From The Editor's Desk

Why Do Phone Book Catalogs Exist?

When people get forced into marketing patterns, they stay there. And they expect the consumer to stay there too.

I came home yesterday to find two large phone books on my front door step. I didn’t order them, nor request them. I haven’t used a Yellow Pages or any type of phone book in at least 10 years. I have this thing called Google. Any time I order anything, my smart phone makes it easy and simple.

Notice that the phone book company threw two catalogs on my front porch. Believing that I’m definitely going to be using the advertisements inside, although I never do. Actually, both big yellow books, which probably killed off a rain forest, were chucked in the recycle bin soon after they showed up on my door.

Consider what the phone book does though; it’s essentially an old-school advertising forum for businesses.

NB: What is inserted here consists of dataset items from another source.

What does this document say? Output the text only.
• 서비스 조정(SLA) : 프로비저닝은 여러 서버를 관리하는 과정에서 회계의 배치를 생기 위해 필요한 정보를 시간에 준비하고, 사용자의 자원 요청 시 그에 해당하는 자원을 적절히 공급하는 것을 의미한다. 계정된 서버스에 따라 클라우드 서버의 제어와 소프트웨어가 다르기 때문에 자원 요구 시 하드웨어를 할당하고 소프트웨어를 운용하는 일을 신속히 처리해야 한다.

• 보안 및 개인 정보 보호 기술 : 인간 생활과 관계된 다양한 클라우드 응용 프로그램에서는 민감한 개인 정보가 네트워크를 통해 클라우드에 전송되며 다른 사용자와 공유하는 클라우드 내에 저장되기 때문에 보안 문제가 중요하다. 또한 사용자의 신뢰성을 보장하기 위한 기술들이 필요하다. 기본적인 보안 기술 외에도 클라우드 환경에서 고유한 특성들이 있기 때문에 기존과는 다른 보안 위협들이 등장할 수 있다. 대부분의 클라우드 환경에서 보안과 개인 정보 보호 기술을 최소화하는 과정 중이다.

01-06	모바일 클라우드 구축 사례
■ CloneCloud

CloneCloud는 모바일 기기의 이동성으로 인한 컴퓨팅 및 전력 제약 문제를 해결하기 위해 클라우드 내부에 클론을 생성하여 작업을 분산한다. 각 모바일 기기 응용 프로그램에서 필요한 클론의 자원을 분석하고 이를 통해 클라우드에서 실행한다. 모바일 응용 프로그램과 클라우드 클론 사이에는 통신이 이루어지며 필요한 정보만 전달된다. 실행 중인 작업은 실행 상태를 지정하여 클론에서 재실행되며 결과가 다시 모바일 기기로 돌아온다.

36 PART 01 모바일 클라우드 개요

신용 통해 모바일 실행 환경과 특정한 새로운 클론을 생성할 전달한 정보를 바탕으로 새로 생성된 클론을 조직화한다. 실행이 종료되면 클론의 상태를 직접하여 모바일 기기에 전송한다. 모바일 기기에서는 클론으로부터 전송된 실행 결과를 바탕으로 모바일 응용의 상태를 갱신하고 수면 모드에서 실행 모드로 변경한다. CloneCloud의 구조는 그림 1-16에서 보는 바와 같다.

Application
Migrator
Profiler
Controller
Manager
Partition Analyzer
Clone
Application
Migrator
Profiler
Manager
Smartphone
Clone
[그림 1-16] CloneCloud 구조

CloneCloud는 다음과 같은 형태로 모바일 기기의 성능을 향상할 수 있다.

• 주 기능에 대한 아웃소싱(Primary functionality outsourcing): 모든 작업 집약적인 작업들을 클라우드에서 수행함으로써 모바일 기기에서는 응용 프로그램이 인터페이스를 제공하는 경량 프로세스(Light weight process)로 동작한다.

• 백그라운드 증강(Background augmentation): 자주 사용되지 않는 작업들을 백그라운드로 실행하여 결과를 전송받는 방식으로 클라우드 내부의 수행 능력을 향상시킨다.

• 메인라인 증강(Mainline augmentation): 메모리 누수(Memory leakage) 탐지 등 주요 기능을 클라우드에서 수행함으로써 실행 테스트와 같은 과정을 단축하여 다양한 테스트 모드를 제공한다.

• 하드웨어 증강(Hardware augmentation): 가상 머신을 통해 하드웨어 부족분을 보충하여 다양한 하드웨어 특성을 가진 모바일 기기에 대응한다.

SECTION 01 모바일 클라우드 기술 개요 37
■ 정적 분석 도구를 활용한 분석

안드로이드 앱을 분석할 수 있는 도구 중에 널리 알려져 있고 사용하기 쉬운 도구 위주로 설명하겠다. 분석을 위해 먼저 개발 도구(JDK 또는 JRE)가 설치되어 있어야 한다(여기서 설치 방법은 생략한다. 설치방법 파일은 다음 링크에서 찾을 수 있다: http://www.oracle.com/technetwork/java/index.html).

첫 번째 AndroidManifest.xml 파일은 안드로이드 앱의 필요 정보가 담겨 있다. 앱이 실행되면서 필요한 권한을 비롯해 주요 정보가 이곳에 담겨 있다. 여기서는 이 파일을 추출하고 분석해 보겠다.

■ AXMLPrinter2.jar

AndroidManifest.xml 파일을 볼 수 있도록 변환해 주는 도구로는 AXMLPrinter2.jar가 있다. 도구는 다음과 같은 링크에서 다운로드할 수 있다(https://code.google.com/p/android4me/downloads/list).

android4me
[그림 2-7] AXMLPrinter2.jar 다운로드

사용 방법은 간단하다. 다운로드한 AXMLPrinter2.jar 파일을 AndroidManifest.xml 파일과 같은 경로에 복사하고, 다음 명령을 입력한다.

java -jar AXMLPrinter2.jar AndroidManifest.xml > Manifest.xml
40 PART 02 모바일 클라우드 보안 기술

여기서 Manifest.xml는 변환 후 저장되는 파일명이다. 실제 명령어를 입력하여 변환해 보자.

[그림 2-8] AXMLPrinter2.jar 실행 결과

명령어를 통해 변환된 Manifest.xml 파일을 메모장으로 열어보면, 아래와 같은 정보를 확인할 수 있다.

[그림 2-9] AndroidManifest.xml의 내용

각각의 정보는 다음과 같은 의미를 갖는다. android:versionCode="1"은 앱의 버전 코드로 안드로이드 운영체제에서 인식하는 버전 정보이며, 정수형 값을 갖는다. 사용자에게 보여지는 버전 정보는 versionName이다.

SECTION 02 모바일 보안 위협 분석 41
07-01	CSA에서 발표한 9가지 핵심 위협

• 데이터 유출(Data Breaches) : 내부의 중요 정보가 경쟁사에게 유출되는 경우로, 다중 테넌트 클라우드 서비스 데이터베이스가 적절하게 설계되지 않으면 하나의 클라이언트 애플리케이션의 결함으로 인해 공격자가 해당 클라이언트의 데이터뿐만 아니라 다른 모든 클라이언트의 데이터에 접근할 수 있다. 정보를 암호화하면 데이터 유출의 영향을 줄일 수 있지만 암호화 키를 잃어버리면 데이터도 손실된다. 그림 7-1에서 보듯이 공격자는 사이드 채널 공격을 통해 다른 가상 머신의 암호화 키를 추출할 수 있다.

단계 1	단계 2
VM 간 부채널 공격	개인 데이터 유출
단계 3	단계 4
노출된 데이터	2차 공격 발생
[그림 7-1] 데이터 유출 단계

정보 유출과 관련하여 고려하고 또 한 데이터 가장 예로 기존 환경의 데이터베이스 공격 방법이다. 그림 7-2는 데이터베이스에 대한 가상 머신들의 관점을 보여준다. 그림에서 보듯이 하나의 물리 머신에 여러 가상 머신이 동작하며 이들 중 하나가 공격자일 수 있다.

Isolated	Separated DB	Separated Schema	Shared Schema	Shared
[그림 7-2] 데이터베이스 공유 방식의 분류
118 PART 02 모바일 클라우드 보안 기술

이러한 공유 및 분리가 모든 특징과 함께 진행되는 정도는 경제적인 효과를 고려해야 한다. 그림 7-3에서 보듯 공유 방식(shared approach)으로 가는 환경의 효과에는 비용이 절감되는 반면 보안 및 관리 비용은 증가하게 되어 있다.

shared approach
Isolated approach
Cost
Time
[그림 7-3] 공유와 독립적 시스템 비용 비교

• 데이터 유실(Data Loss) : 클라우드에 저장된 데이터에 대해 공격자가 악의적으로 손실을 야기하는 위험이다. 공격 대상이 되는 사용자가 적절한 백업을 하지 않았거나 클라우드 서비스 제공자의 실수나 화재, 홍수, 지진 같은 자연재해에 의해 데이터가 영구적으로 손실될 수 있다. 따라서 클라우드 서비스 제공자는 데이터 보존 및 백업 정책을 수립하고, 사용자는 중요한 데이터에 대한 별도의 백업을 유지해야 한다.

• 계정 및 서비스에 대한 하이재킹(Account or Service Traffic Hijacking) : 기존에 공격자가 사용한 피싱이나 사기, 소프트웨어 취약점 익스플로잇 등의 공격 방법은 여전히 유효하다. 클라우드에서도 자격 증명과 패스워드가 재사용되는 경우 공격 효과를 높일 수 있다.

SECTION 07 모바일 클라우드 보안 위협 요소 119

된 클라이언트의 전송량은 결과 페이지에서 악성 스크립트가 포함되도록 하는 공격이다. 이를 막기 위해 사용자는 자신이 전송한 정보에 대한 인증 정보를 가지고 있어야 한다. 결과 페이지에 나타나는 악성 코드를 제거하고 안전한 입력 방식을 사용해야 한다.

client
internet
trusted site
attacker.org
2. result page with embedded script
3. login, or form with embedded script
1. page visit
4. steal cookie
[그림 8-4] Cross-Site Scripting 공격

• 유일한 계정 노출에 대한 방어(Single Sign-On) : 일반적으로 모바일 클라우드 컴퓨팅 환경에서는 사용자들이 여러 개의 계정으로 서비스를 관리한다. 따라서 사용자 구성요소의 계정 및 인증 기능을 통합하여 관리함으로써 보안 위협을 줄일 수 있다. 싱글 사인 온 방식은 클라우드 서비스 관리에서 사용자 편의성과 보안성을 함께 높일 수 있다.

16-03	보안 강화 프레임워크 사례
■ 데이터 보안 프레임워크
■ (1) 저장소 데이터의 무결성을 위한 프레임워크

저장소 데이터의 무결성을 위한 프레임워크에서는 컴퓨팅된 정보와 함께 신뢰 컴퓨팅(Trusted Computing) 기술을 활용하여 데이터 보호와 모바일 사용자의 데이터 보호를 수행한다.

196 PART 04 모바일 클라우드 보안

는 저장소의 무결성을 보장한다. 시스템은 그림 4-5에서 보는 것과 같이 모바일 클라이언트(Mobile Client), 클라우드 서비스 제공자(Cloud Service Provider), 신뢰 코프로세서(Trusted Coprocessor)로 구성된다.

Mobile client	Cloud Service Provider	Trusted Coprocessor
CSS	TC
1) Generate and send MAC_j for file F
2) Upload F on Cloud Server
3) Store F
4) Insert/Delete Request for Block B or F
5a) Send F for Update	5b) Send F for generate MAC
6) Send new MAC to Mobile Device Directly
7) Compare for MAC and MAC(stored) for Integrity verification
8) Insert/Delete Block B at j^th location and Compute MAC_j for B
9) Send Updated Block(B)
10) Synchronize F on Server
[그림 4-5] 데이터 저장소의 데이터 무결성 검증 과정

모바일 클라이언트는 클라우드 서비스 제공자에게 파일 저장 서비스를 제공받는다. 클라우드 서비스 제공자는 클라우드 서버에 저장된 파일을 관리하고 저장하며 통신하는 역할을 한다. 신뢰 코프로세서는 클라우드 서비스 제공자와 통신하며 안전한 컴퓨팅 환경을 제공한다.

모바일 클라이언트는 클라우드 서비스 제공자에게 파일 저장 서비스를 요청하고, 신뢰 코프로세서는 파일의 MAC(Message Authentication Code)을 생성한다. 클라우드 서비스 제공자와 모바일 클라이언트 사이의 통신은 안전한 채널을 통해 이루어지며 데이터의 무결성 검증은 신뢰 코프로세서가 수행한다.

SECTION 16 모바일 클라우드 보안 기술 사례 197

Back in the 1950s-1990s, everyone had a phone book. Everyone needed to seek out a phone number, including Elizabeth Taylor in “BUtterfield-8.” If you haven’t seen the movie, it used to be the way that phone number exchanges were utilized. That was until the 1970s, when phone numbers, instead of names, became the new normal standard. Should we continue doing it, as they did in the 1960’s, simply because that’s the way its always been done???

The phone book mentality should die. There likely isn’t as much of a need for it as people think. It probably isn’t being consumed worth a damn. Yet, someone believes in it who writes the advertising checks for a business. Someone still has faith that it is working, with likely less R.O.I. each time a phone book is printed. Because, that’s what everyone used to do.

This mentality of continuing on a long-dead marketing plan is nothing more than breathing life into a corpse. It serves no purpose and its gross.

Every once in a while, I check my apartment mailbox. Mainly because the apartment complex requires me to for “notices.” I’m starting to believe this is a ruse. What I received instead are a lot of advertising circulars and other recycle bin quality materials. Yet there are whole groups of businesses who spend countless resources on getting these advertisements in front of me, only to find that I rarely if ever see them.

Notice what Kramer tried to do on Seinfeld back in the 1990’s:

If it was such a problem even back then, I’m certain it’s exacerbated as a downright epidemic now. Imagine those TV cable cord-cutters never picking up the mail, a phone book, a newspaper or turning on the radio. My question is: What does your marketing plan look like then?

Consider what I’ve just told you in this blog post: Two specific marketing efforts, which used to be the standard, are no longer what I utilize. Yet, instead of changing up the business model, these two types of marketing efforts continue. Will we see mass mail circulars in 2115 as we do in 2015? Only time will tell. But it begs the question what the consumer is actually seeing, and whether it is worth our time as businesses to advertise in these models.

Circulation numbers, like anything, can be manipulated. Consider that the phone book company counted two books, generating some statistic that it accounted for 8,000+ reads over the lifetime of the phone book, despite never book being opened by anyone and tossed directly into the recycle bin. Notice these statistics while backup my statements. Yet, how many sports organizations continue to utilize old, dead, tired models over new ones because “we’ll reach more people.”

According to whom, I ask? The phone book company? The mail circular company?

I’d prefer the Internet, where the statistics actually show who clicks, when, how many times, and what they interacted with. Seems like a much better bet, especially during a follow-up call interaction, than the current one of “reminder advertising” in a static phone book or mail circular.

Of course, you’ll still have sports executives who will believe otherwise, just like the Postmaster General dealing with Kramer. Notice that he is forcing Kramer, as a consumer, to take the product “his way.” Is that really a sale, or an order? And does it elite a customer for life, or someone merely seeking an alternative opportunity to avoid dealing with the Postmaster General again? Think about that for a moment.